Interação proteína-proteína
Interações físicas e construções entre múltiplas proteínas / De Wikipedia, a enciclopédia encyclopedia
Interação proteína-proteína (IPP ou PPI do termo inglês "Protein-Protein Interaction") compreende todo contato físico com ligação molecular entre duas ou mais proteínas que ocorre em uma célula ou em um organismo vivo. Este contato físico deve ser especifico e não genérico.[1] As proteínas são alguns dos componentes de um organismo. Elas exercem diversas funções biológicas a partir das suas interações e são centrais para a maioria dos processos biológicos celulares do organismo,[2][3] desde o metabolismo até a resposta a estímulos. O mapeamento completo das interações de proteínas que podem ocorrer no sistema complexo de um organismo é chamado de interatoma e faz parte do estudo da Interatômica, que compreende todo o conjunto de interações moleculares que ocorre em uma determinada célula.

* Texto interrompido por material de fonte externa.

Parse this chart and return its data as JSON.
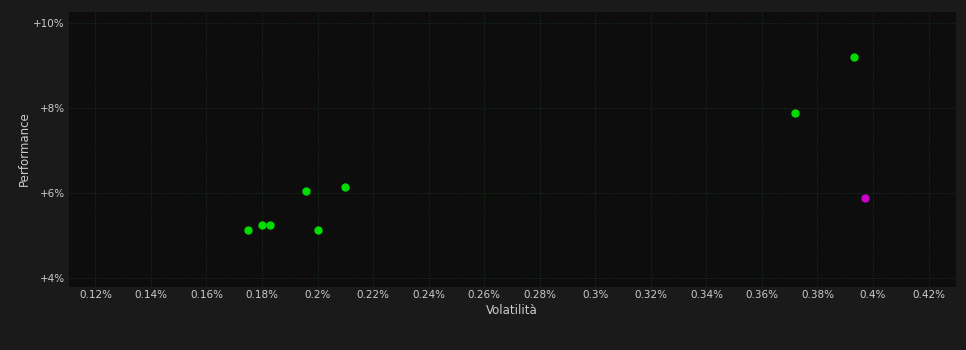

As interações de proteínas podem ser medidas por métodos biológicos experimentais ou preditas por métodos computacionais. Os métodos experimentais seguem duas categorias: (1) métodos binários que medem interações físicas diretas entre pares de proteínas, sendo o sistema duplo-híbrido em leveduras (Y2H do inglês "yeast two-hybrid") o método genético de larga escala mais utilizado; e (2) métodos co-complexos que medem interações físicas entre grupos de proteínas sem diferenciar se elas são diretas ou indiretas, sendo a purificação por afinidade em tandem acoplada a espectrometria de massas (TAP-MS do inglês "tandem affinity purification coupled to mass spectrometry") o método proteômico de larga escala mais utilizado.[1] Os métodos computacionais englobam predições de IPPs a partir da análise de dados biológicos heterogêneos, como sequência, evolução, expressão e estrutura de proteínas. A maioria dos métodos computacionais podem ser agrupados em tipos: (1) os baseados em simulação, usualmente feitos em baixa escala, devido a um alto custo computacional, e (2) os baseados em métodos estatísticos ou aprendizado de máquina, que podem ser aplicados em larga escala.[3]
Um mapa completo do interatoma de um organismo seria um passo enorme na direção de entender as funções de seus genes e o funcionamento do seu corpo a nível celular.[2] Porém este dado é inviável de ser obtido experimentalmente para especies mais complexas, desde a levedura, que possui o interatoma bastante estudado, até o humano, cujo interatoma ainda é pouco conhecido. Para completar o interatoma do ser humano, que possui em torno de 20 000 a 25 000 proteínas, seriam necessários de 20 000 * 20 000 / 2 a 25 000 * 25 000 / 2 experimentos, totalizando 200 milhões a 300 milhões experimentos.[4] Isto implica na incompletude dos dados, já que não sabemos de fato quais são estas interações, e não conseguimos medir todas elas. Logo, isto também implica na impossibilidade de validação dos métodos de detecção de interações. Sem validação, a frequência de falsos positivos detectados nos ensaios experimentais pode ser muito alta. Em um estudo de 2006, estimou-se que menos do que 50% do interatoma da levedura era conhecido e ainda menos se sabia sobre o interatoma humano.[4]
A recorrência de repetições das interações de proteínas em diferentes ensaios experimentais pode auxiliar na seleção de interações mais confiáveis, classificadas como "dados principais".[5] Logo, a disponibilização dos dados não tratados de interação de proteínas poderia contribuir na detecção do conjunto de "dados principais",[4] e na subsequente criação de bancos de dados de IPPs mais confiáveis. Apesar das limitações, o estudo das IPPs da levedura já revelou sua utilidade, descobrindo funções de proteínas, prevendo comportamento celular e na análise de regulação de genes complexos. Espera-se que as IPPs humanas sejam igualmente informativas.[4]